I’m still warming up to green teas and oolongs. I don’t think they’ll ever be my favourites, with a few rare exceptions, but I don’t hate them anymore. My experience of these teas is still very much a work-in-progress. I’m also beginning to explore pu’erh, both ripened and raw. That’s my latest challenge!

I’m still searching for the perfect fruit tea. One without hibiscus. That actually tastes of fruit.

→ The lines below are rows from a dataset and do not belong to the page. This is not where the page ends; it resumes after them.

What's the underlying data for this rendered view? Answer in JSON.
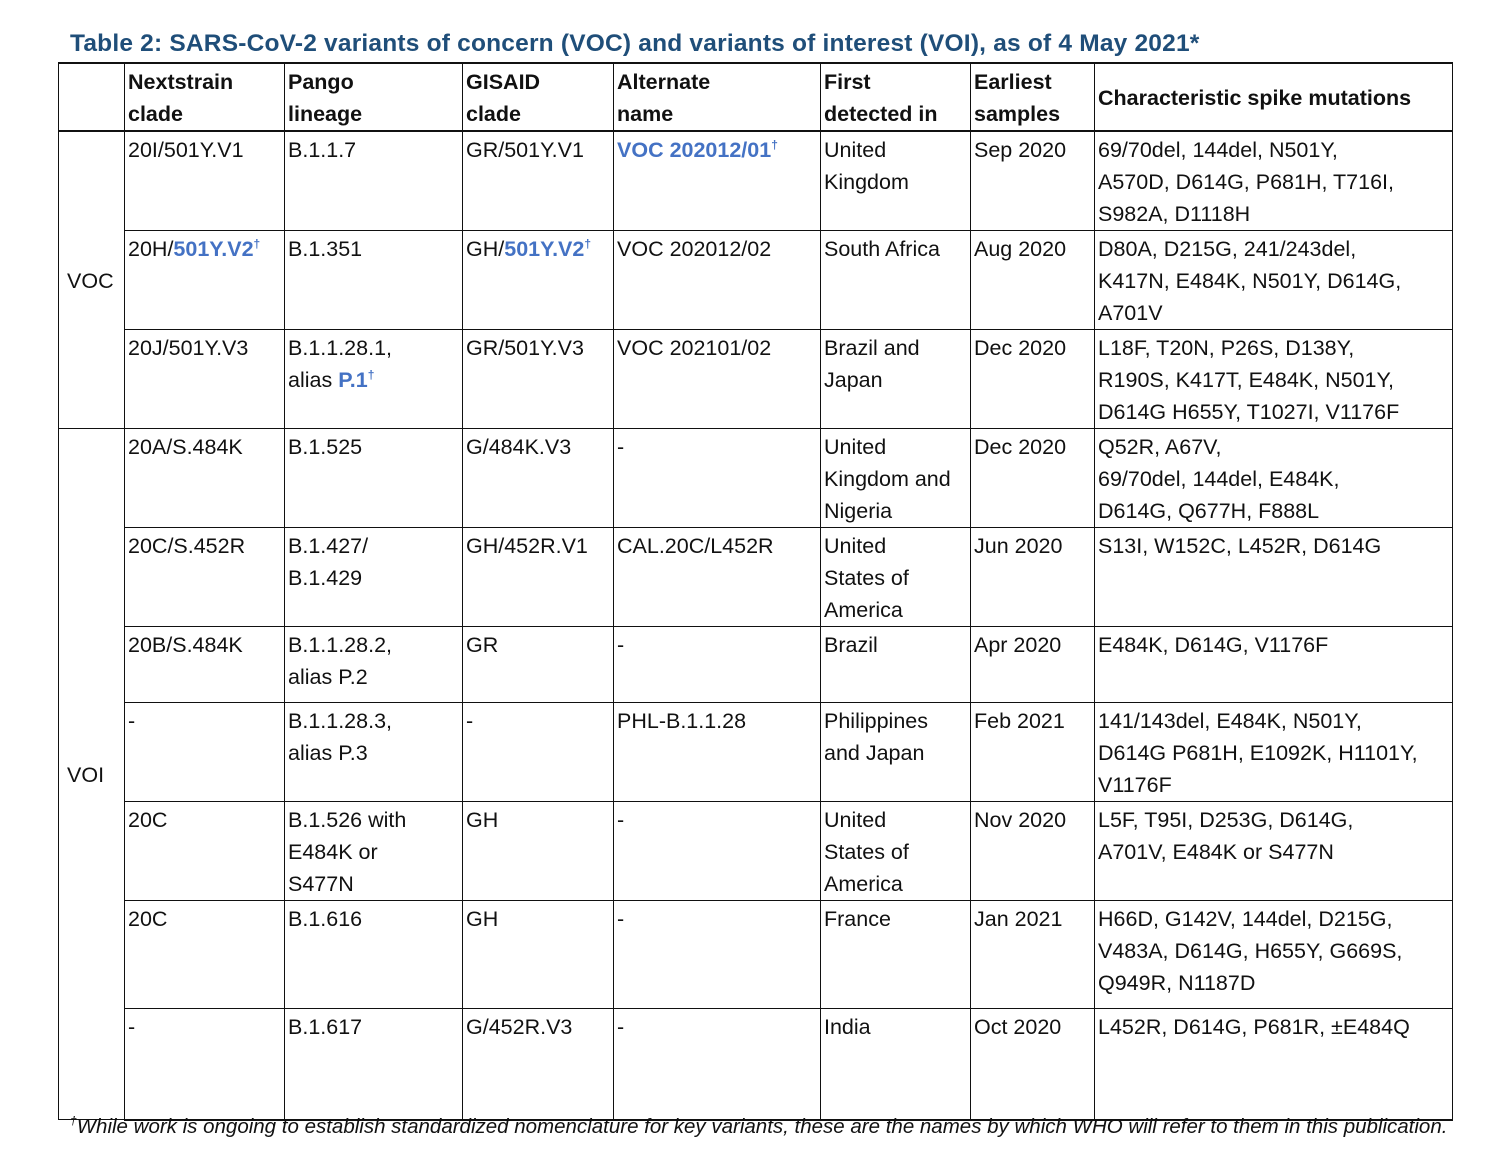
{
  "title": "Table 2: SARS-CoV-2 variants of concern (VOC) and variants of interest (VOI), as of 4 May 2021*",
  "colors": {
    "title": "#1f4e79",
    "highlight": "#4472c4"
  },
  "headers": [
    "",
    "Nextstrain\nclade",
    "Pango\nlineage",
    "GISAID\nclade",
    "Alternate\nname",
    "First\ndetected in",
    "Earliest\nsamples",
    "Characteristic spike mutations"
  ],
  "groups": [
    {
      "label": "VOC",
      "rows": [
        [
          "20I/501Y.V1",
          "B.1.1.7",
          "GR/501Y.V1",
          [
            {
              "t": "VOC 202012/01",
              "hl": true,
              "sup": "†"
            }
          ],
          "United\nKingdom",
          "Sep 2020",
          "69/70del, 144del, N501Y,\nA570D, D614G, P681H, T716I,\nS982A, D1118H"
        ],
        [
          [
            {
              "t": "20H/"
            },
            {
              "t": "501Y.V2",
              "hl": true,
              "sup": "†"
            }
          ],
          "B.1.351",
          [
            {
              "t": "GH/"
            },
            {
              "t": "501Y.V2",
              "hl": true,
              "sup": "†"
            }
          ],
          "VOC 202012/02",
          "South Africa",
          "Aug 2020",
          "D80A, D215G, 241/243del,\nK417N, E484K, N501Y, D614G,\nA701V"
        ],
        [
          "20J/501Y.V3",
          [
            {
              "t": "B.1.1.28.1,\nalias "
            },
            {
              "t": "P.1",
              "hl": true,
              "sup": "†"
            }
          ],
          "GR/501Y.V3",
          "VOC 202101/02",
          "Brazil and\nJapan",
          "Dec 2020",
          "L18F, T20N, P26S, D138Y,\nR190S, K417T, E484K, N501Y,\nD614G H655Y, T1027I, V1176F"
        ]
      ]
    },
    {
      "label": "VOI",
      "rows": [
        [
          "20A/S.484K",
          "B.1.525",
          "G/484K.V3",
          "-",
          "United\nKingdom and\nNigeria",
          "Dec 2020",
          "Q52R, A67V,\n69/70del, 144del, E484K,\nD614G, Q677H, F888L"
        ],
        [
          "20C/S.452R",
          "B.1.427/\nB.1.429",
          "GH/452R.V1",
          "CAL.20C/L452R",
          "United\nStates of\nAmerica",
          "Jun 2020",
          "S13I, W152C, L452R, D614G"
        ],
        [
          "20B/S.484K",
          "B.1.1.28.2,\nalias P.2",
          "GR",
          "-",
          "Brazil",
          "Apr 2020",
          "E484K, D614G, V1176F"
        ],
        [
          "-",
          "B.1.1.28.3,\nalias P.3",
          "-",
          "PHL-B.1.1.28",
          "Philippines\nand Japan",
          "Feb 2021",
          "141/143del, E484K, N501Y,\nD614G P681H, E1092K, H1101Y,\nV1176F"
        ],
        [
          "20C",
          "B.1.526 with\nE484K or\nS477N",
          "GH",
          "-",
          "United\nStates of\nAmerica",
          "Nov 2020",
          "L5F, T95I, D253G, D614G,\nA701V, E484K or S477N"
        ],
        [
          "20C",
          "B.1.616",
          "GH",
          "-",
          "France",
          "Jan 2021",
          "H66D, G142V, 144del, D215G,\nV483A, D614G, H655Y, G669S,\nQ949R, N1187D"
        ],
        [
          "-",
          "B.1.617",
          "G/452R.V3",
          "-",
          "India",
          "Oct 2020",
          "L452R, D614G, P681R, ±E484Q"
        ]
      ]
    }
  ],
  "footnote": {
    "mark": "†",
    "text": "While work is ongoing to establish standardized nomenclature for key variants, these are the names by which WHO will refer to them in this publication."
  }
}
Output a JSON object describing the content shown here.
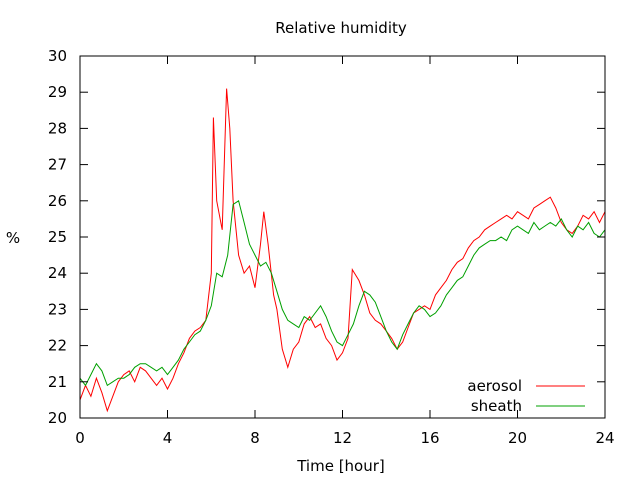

You’ve probably had enough of me now, so I’m going to shut up. Needless to say, though, I really love tea. Long may the journey continue!

My rating system:

91-100: The Holy Grail. Flawless teas I will never forget.

81-90: Outstanding. Pretty much perfection, and happiness in a cup.

71-80: Amazing. A tea to savour, and one I’ll keep coming back to.

61-70: Very good. The majority of things are as they should be. A pleasing cup.

51-60: Good. Not outstanding, but has merit.

41-50: Average. It’s not horrible, but I’ve definitely had better. There’s probably still something about it I’m not keen on.

31-40: Almost enjoyable, but something about it is not for me.

11-30: Pretty bad. It probably makes me screw my face up when I take a sip, but it’s not completely undrinkable.

0-10: Ugh. No. Never again. To me, undrinkable.